I heard a moan about The Apprentice this week. Not the usual one about it being ‘unrealistic’ and ‘more about entertainment than business’. As I’ve said here before, I tend to agree. No, this time, Sir Alan’s primetime smash was being knocked because ‘all the challenges this series are about selling, not all the other skills you need’.
I’m going to break the habit of a lifetime and defend The Apprentice. Now selling might not be the only important skill an entrepreneur needs, but it sure is the one you can’t do without.
If you can’t convince someone your product, service or time isn’t worth paying for then frankly you’re simply not cut out to be running your own business. When you take away everything else, selling is at the core of every business – and social enterprises, even charities, are included in that.
A good idea, or even a good idea people want, isn’t even a viable, let alone, good business, until you can convince those people to pay for it – or at least someone else to pay for them to use it in the form of advertising.
Not every entrepreneur is the hardnosed salesperson, of course. Nor do you need to be. But you need to be able to sell your business – it must have a sales story you believe. If you can’t sell it to yourself, then even the most silver-tongued highflier won’t be able to sell it to anyone else.

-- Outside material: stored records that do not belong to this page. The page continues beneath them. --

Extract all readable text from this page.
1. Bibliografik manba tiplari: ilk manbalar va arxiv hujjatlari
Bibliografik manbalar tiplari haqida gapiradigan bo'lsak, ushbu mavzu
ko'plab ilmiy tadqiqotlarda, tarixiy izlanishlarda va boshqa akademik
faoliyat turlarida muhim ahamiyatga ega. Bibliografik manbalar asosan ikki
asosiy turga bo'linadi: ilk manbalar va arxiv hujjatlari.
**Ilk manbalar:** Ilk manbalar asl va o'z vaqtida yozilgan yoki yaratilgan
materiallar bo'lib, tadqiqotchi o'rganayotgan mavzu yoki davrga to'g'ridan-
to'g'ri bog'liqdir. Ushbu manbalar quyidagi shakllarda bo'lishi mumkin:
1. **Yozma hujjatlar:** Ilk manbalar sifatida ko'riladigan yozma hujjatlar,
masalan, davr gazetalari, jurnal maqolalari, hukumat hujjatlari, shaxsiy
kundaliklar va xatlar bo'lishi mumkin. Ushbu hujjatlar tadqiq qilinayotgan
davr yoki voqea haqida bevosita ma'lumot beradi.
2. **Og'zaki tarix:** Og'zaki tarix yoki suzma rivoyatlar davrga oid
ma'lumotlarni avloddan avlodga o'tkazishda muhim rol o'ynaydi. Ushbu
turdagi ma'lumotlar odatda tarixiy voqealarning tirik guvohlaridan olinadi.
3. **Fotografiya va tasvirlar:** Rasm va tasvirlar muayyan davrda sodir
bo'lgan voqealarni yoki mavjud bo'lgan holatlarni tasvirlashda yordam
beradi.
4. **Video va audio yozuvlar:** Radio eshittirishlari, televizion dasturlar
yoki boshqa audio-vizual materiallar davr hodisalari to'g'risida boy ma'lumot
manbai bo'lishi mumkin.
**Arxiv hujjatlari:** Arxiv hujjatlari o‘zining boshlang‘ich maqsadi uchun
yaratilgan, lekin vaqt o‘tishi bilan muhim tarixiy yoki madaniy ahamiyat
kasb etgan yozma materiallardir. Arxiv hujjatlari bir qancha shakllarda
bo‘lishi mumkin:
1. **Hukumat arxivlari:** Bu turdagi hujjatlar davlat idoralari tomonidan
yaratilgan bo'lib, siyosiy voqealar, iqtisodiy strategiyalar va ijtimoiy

Selling isn’t just about grabbing the cash (well it is, but let’s digress), it’s about establishing a proposition that appeals to a clearly defined customer, almost certainly a bank manager and later investors, and, increasingly, a workforce.
You’re always selling as a business owner. The time you’re no longer looking to reinforce your company’s proposition to one of those crucial stakeholders and new markets is the time you’ve lost motivation and need to move on.
That’s why The Apprentice is right to focus on sales. Over the past few weeks the teams have competed on selling fish direct to shoppers at a market getting, to grips (or not) with pricing and face-to-face negotiation; taken over running a pub menu for a day, creating a theme (or mini brand) and marketing it; run an industrial laundry service securing b-2-b business on a trade scale; and just last week creating an ice cream product from scratch and securing orders in advance.
The theatrics and bitching that proceed might take The Apprentice more into Big Brother territory than any kind of business lesson, but we know that. That’s why it’s a primetime winner.
There’s nothing wrong with the challenges, though, especially as sales is at the root of them all. Teamwork, leadership, decision-making, analytics – they all come out in the wash. Ask any entrepreneur and, as Sir Alan will verify, they’ll tell you it’s sales that count.